This is the moment excavators began — delicately — tearing down Jewish Care’s North-West London headquarters.
The site, which includes Stuart Young House and the Michael Sobell Community Centre, is being demolished to make way for a £40 million redevelopment.
The work began with excavating machines pulling down the existing buildings this week.
The project will take around two years, longer than similar redevelopments because of the unusual nature of the demolition work.
During most demolitions, excavators begin at either end of a building.

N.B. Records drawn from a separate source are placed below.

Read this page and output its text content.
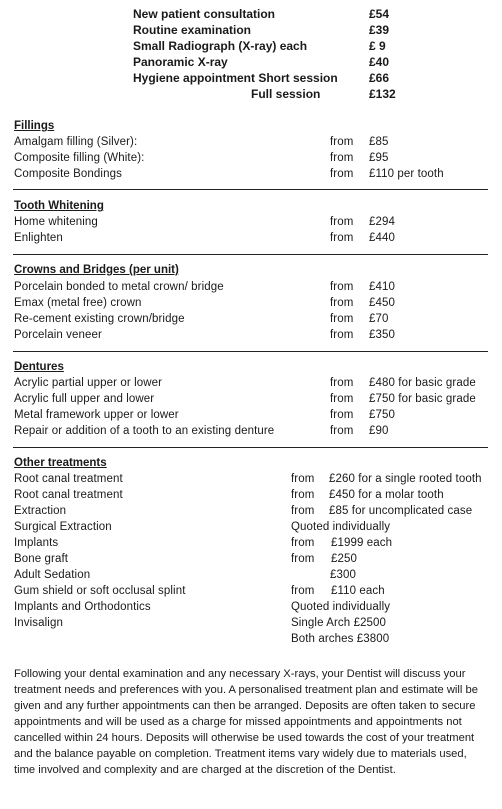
New patient consultation	£54
Routine examination	£39
Small Radiograph (X-ray) each	£ 9
Panoramic X-ray	£40
Hygiene appointment Short session	£66
Full session	£132
Fillings
Amalgam filling (Silver):	from £85
Composite filling (White):	from £95
Composite Bondings	from £110 per tooth
Tooth Whitening
Home whitening	from £294
Enlighten	from £440
Crowns and Bridges (per unit)
Porcelain bonded to metal crown/ bridge	from £410
Emax (metal free) crown	from £450
Re-cement existing crown/bridge	from £70
Porcelain veneer	from £350
Dentures
Acrylic partial upper or lower	from £480 for basic grade
Acrylic full upper and lower	from £750 for basic grade
Metal framework upper or lower	from £750
Repair or addition of a tooth to an existing denture	from £90
Other treatments
Root canal treatment	from £260 for a single rooted tooth
Root canal treatment	from £450 for a molar tooth
Extraction	from £85 for uncomplicated case
Surgical Extraction	Quoted individually
Implants	from £1999 each
Bone graft	from £250
Adult Sedation	£300
Gum shield or soft occlusal splint	from £110 each
Implants and Orthodontics	Quoted individually
Invisalign	Single Arch £2500
Both arches £3800
Following your dental examination and any necessary X-rays, your Dentist will discuss your treatment needs and preferences with you. A personalised treatment plan and estimate will be given and any further appointments can then be arranged. Deposits are often taken to secure appointments and will be used as a charge for missed appointments and appointments not cancelled within 24 hours. Deposits will otherwise be used towards the cost of your treatment and the balance payable on completion. Treatment items vary widely due to materials used, time involved and complexity and are charged at the discretion of the Dentist.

But due to the lack of space, these had to start demolishing from the middle — and carry out the process slowly and carefully to avoid a collapse.

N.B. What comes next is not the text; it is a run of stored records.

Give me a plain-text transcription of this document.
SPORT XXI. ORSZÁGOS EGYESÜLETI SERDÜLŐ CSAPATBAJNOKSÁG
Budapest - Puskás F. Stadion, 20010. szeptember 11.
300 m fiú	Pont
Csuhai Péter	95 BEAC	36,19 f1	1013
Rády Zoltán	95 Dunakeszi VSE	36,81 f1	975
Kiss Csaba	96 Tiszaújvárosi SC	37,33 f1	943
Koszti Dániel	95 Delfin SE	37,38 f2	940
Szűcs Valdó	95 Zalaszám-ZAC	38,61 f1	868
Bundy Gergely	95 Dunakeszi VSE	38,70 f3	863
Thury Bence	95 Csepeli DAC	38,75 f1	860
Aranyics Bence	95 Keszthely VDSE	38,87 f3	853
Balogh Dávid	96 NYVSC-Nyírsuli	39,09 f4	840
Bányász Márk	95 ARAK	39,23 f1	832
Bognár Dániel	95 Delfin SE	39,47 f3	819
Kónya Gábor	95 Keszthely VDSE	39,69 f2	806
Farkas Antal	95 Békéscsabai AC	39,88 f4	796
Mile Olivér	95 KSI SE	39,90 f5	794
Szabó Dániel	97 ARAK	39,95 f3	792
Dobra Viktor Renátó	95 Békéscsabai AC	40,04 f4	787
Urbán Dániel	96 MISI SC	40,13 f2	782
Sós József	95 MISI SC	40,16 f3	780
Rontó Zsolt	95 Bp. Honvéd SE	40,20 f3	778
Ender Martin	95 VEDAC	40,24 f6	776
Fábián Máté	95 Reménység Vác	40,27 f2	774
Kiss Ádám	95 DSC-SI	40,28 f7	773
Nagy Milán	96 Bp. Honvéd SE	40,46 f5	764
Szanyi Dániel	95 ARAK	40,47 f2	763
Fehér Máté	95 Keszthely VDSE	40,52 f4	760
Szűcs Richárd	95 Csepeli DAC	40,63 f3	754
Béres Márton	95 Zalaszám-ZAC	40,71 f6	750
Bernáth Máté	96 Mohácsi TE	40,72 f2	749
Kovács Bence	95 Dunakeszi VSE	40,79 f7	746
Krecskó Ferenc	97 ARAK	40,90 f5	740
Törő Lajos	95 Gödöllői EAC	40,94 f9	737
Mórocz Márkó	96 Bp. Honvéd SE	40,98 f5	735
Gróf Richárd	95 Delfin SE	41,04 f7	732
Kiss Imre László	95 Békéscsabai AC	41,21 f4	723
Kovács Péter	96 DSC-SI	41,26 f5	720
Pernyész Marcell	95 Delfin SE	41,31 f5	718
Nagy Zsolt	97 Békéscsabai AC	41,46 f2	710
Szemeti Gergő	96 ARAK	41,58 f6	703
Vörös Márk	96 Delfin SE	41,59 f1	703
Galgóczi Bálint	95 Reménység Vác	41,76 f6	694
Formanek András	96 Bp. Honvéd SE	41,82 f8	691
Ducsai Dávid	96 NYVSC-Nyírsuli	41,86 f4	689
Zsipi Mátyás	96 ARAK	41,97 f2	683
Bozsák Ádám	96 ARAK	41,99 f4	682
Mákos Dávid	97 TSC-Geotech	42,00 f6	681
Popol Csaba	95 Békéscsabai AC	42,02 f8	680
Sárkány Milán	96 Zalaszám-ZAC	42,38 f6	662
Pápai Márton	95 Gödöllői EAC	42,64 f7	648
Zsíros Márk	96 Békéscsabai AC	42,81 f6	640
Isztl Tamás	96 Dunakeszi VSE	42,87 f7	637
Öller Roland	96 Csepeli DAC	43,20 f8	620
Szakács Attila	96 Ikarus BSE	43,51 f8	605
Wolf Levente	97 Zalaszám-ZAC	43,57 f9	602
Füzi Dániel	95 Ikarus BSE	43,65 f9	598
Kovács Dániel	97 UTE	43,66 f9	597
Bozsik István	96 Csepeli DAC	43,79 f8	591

As the vehicles moved on to the site, Jewish Care’s chief executive Simon Morris donned a hard hat, high-visibility jacket and protective boots and gloves to watch.
“I feel a mixture of emotions seeing this,” he said, as an excavator tore down a wall near his former offices.

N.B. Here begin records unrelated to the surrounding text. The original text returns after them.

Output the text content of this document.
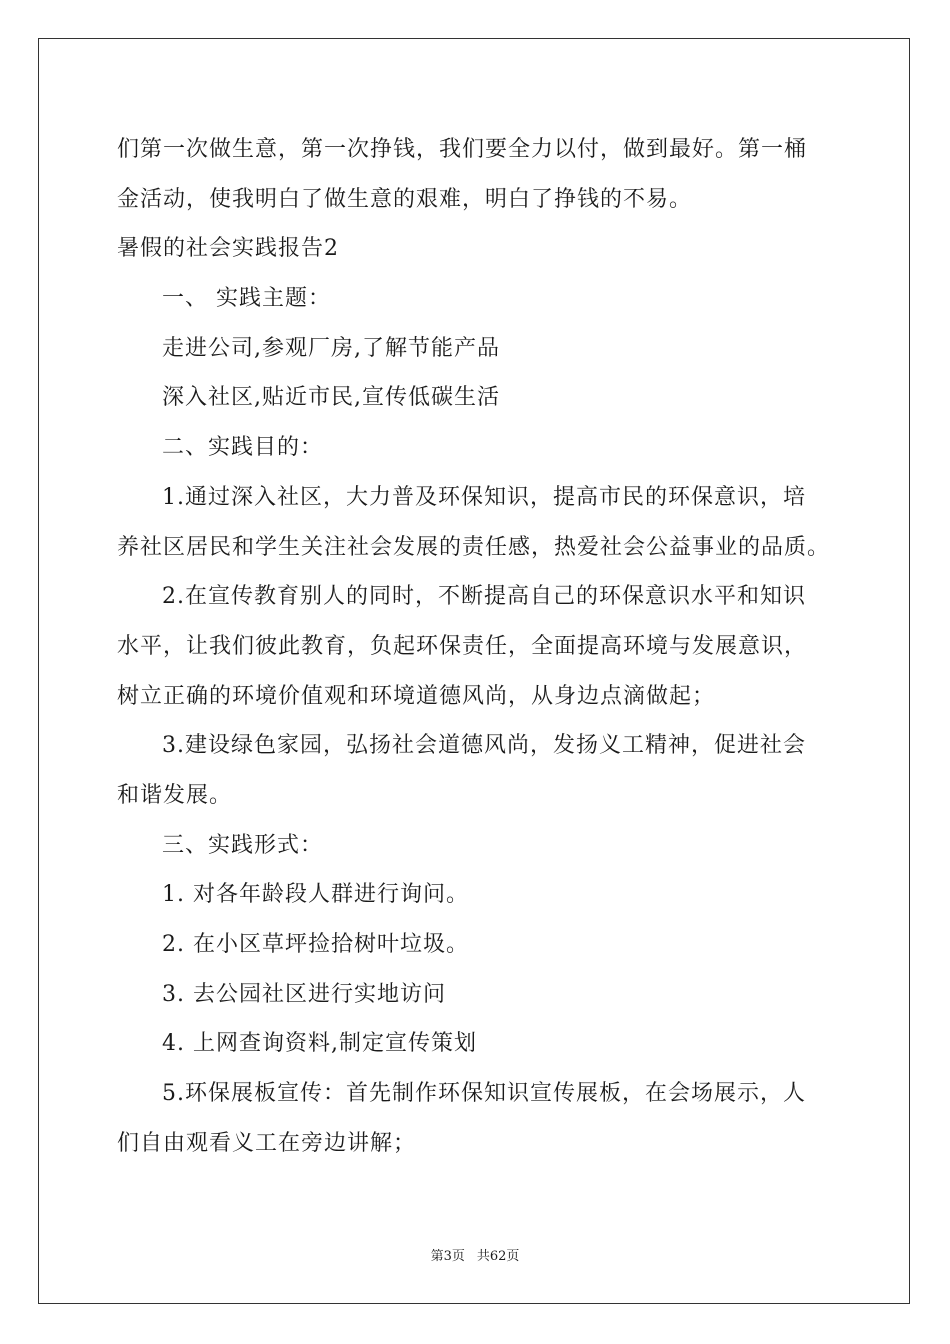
们第一次做生意，第一次挣钱，我们要全力以付，做到最好。第一桶
金活动，使我明白了做生意的艰难，明白了挣钱的不易。
暑假的社会实践报告2
一、 实践主题：
走进公司,参观厂房,了解节能产品
深入社区,贴近市民,宣传低碳生活
二、实践目的：
1.通过深入社区，大力普及环保知识，提高市民的环保意识，培
养社区居民和学生关注社会发展的责任感，热爱社会公益事业的品质。
2.在宣传教育别人的同时，不断提高自己的环保意识水平和知识
水平，让我们彼此教育，负起环保责任，全面提高环境与发展意识，
树立正确的环境价值观和环境道德风尚，从身边点滴做起；
3.建设绿色家园，弘扬社会道德风尚，发扬义工精神，促进社会
和谐发展。
三、实践形式：
1. 对各年龄段人群进行询问。
2. 在小区草坪捡拾树叶垃圾。
3. 去公园社区进行实地访问
4. 上网查询资料,制定宣传策划
5.环保展板宣传：首先制作环保知识宣传展板，在会场展示，人
们自由观看义工在旁边讲解；
第3页 共62页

“I feel some sadness because of the history that the building has for the community, but also great excitement about what we are building for the future. The extra care will make a massive difference to the community, and particularly to older people, who are so often neglected.”
Once the rubble is cleared, building will start on an ambitious project aimed primarily at improving care for the elderly within the community.
The redevelopment will house a 56-bed state-of-the-art residential nursing home for dementia sufferers.
There will also be 45 extra-care assisted-living flats on the Golders Green site. These will be for people over 60 who wish to live independently but need the a 24-hour care team who will live nearby. Holocaust survivors will be given priority. The site will also be home to a community day centre.
Jewish Care’s offices, which were based at Stuart Young House until their temporary move to Edgware, Middlesex, while work on the site takes place, will also return.
Mr Morris said the project was by far the largest that had ever been undertaken by Jewish Care, and possibly the largest that the Anglo-Jewish community had ever seen, with the exception perhaps of the relocation of JFS school. “This is something that can set a standard for the community and for wider society,” he added.
“It shows exactly what Jewish Care represents, which is a partnership with the community. It’s particularly exciting how this project has excited people. Everyone wants to be a part of it.”
He said he hoped the development would be completed by autumn 2010.